The mapping method documents how tree crown diameter, coverage, and density varies depending on rainfall and land use. To understand this, the researchers collected data on the crown diameter of more than 1.8 billion trees across an area of more than 500,000 square miles. Crown diameter refers to the width of a tree when viewed from above.
In doing so, they reported billions of trees in arid and semi-arid regions, the majority living outside of forest stands. Understanding the presence of such isolated trees could improve models on global carbon storage, say the researchers. They explain that the use of AI in their mapping method allows for faster results, which is crucial for the time-press crisis of climate change we are experiencing.
"Our objective is to see how much carbon is in isolated trees in the vast arid and semi-arid portions of the world," said Compton Tucker, a senior biospheric scientist in the Earth Sciences Division at NASA Goddard. "Then we need to understand the mechanism which drives carbon storage in arid and semi-arid areas.
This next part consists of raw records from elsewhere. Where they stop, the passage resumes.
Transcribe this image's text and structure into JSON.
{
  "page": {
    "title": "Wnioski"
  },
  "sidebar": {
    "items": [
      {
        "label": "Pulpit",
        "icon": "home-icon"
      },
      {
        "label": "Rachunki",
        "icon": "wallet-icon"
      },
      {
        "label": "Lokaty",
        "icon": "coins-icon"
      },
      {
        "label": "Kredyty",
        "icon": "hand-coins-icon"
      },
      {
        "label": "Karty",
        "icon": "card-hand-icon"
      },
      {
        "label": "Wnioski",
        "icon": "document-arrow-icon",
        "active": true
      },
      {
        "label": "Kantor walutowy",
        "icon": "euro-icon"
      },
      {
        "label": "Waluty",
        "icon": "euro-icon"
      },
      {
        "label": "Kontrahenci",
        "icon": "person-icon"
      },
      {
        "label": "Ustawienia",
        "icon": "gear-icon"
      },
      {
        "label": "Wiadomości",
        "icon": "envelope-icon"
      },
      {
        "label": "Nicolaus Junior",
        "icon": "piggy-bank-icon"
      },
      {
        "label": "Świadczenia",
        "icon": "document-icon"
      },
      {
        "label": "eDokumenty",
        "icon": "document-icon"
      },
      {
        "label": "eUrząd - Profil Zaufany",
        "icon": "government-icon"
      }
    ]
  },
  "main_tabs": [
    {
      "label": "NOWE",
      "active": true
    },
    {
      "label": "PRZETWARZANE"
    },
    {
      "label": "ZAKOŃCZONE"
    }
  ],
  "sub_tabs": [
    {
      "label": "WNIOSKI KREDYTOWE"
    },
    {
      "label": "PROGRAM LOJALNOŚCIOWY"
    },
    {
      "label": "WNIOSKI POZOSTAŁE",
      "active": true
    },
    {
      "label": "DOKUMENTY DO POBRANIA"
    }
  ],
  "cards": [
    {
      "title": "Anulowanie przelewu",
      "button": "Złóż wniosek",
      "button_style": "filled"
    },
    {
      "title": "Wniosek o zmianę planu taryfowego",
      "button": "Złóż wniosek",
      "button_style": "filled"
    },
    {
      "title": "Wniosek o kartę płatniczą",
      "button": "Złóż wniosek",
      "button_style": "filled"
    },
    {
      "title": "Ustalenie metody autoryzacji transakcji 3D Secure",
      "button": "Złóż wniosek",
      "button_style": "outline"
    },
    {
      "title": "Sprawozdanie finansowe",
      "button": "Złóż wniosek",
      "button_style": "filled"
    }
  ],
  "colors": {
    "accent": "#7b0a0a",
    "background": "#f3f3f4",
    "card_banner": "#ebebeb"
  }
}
Perhaps this information can be utilized to store more carbon in vegetation by taking more carbon dioxide out of the atmosphere."
To develop their algorithms, the team used commercial satellite images from DigitalGlobe in dryland regions such as the arid south side of the Sahara Desert, that reaches from the semi-arid Sahel Zone into the humid sub-tropics of West Africa. The satellite images were high-resolution enough to identify individual trees, which allowed the researchers to train their computing systems to recognize trees across diverse terrain types.
"From a carbon cycle perspective, these dry areas are not well mapped, in terms of what density of trees and carbon is there," explains lead author Martin Brandt, an assistant professor of geography at the University of Copenhagen. "It's a white area on maps. These dry areas are basically masked out. This is because normal satellites just don't see the trees - they see a forest, but if the tree is isolated, they can't see it. Now we're on the way to filling these white spots on the maps. And that's quite exciting."